Só podia ser engano, mas quando deu conta estava a ser agarrado pela jovem e por mais dois rapazes, vestidos de preto, carregados com mochilas e câmaras.

 

Em menos de nada, estava dentro do circuito, no paddock e na boxe da Porsche, a ser fotografado junto dos pilotos, mecânicos, directores.

 

Todos lhe falavam em alemão, inglês, francês, como se uma vedeta se tratasse. Na verdade, julgavam que o Miguel era Franz, um jovem alemão e Youtuber enviado pela Porsche para uma acção de marketing da marca.

 

O objectivo era tirar fotos junto a convidados e ao Porsche 917 KH, usado na vitória de 1970, a primeira da marca.

 

Entretanto, o seu telemóvel não parava de tocar. O seu pai procurava-o insistentemente, Jean Luc também, sem sucesso.

 

Após várias tentativas, Miguel já conseguiu parar para respirar e dar a novidade inacreditável ao Pai.

 

“Pai, não vais acreditar! Estou na boxe da Porsche.
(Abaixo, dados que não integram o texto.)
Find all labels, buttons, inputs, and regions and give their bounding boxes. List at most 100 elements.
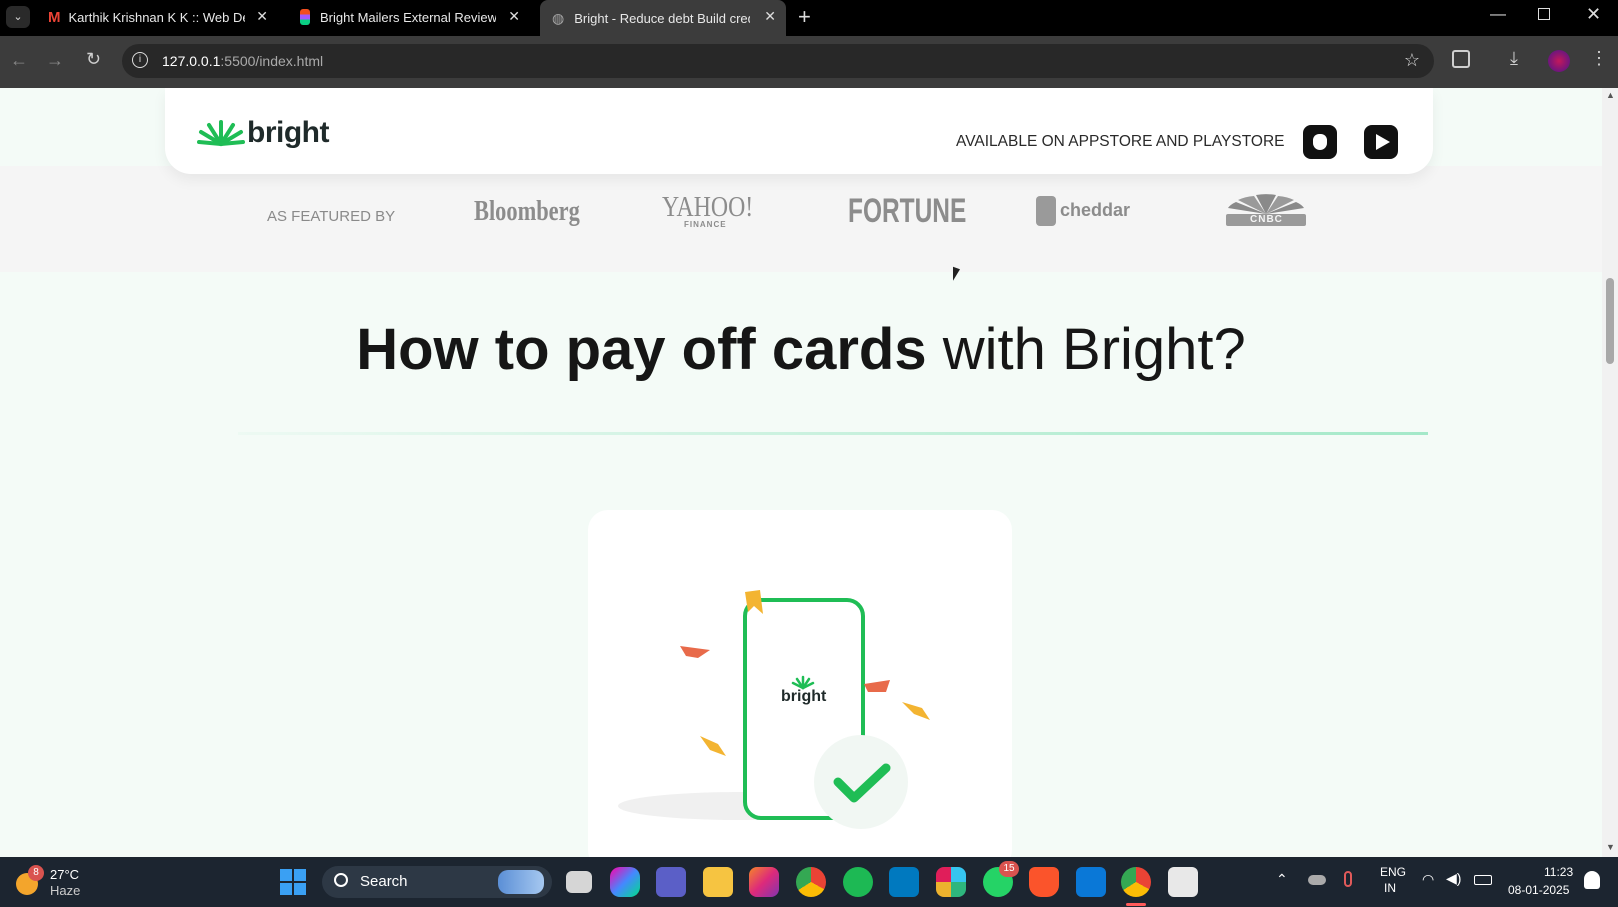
play-icon [1375,134,1390,150]
cheddar-wordmark: cheddar [1060,199,1131,220]
url-host: 127.0.0.1 [162,53,221,69]
close-window-icon[interactable]: ✕ [1586,4,1601,25]
cnbc-wordmark: CNBC [1250,214,1283,225]
cheddar-mark-icon [1036,196,1056,226]
tab-bright[interactable]: ◍ Bright - Reduce debt Build cred ✕ [540,0,786,36]
bookmark-star-icon[interactable]: ☆ [1404,50,1420,71]
microphone-icon[interactable] [1344,871,1352,887]
notifications-icon[interactable] [1584,871,1600,889]
slack-icon[interactable] [936,867,966,897]
step-card: bright [588,510,1012,857]
file-explorer-icon[interactable] [703,867,733,897]
new-tab-icon[interactable]: + [798,4,811,30]
download-icon[interactable]: ⤓ [1510,48,1518,69]
availability-text: AVAILABLE ON APPSTORE AND PLAYSTORE [956,133,1285,150]
bright-sun-icon [197,120,245,146]
scroll-down-icon[interactable]: ▼ [1606,842,1615,852]
close-icon[interactable]: ✕ [764,8,776,25]
page-viewport: AS FEATURED BY Bloomberg YAHOO! FINANCE … [0,88,1602,857]
extensions-icon[interactable] [1452,50,1470,68]
browser-tab-bar: ⌄ M Karthik Krishnan K K :: Web Dev ✕ Br… [0,0,1618,36]
url-path: :5500/index.html [220,53,324,69]
volume-icon[interactable]: ◀) [1446,870,1461,887]
search-highlight-icon [498,870,544,894]
windows-taskbar: 8 27°C Haze Search 15 ⌃ ENG IN ◠ ◀) 11:2… [0,857,1618,907]
whatsapp-badge: 15 [999,861,1019,877]
bloomberg-logo: Bloomberg [474,196,580,227]
tab-figma[interactable]: Bright Mailers External Review - ✕ [290,0,530,34]
menu-kebab-icon[interactable]: ⋮ [1590,48,1608,69]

Confundiram-me com alguém e estou aqui a tirar fotos com meio mundo! Acho que o casaco do avô Dieter deu sorte!”

 

Miguel passou as 24 horas de Le Mans a viver por dentro a corrida, as alegrias, as dificuldades, as avarias e no final…bem no final o resultado foi épico.

 

A jovem que o havia chamado abordou-o a dada altura e, entredentes, disse-lhe:

 

“You are not Franz! But you really look like him.” Os dois riram-se como doidos e aquela aventura aproximou ainda mais os dois, que passaram as 24 horas mais inesperadas das suas vidas!

 

Independentemente do resultado e do vencedor da corrida, o Miguel tinha a melhor história do mundo para contar aos seus filhos e netos, tal como o seu avô Dieter um dia fez.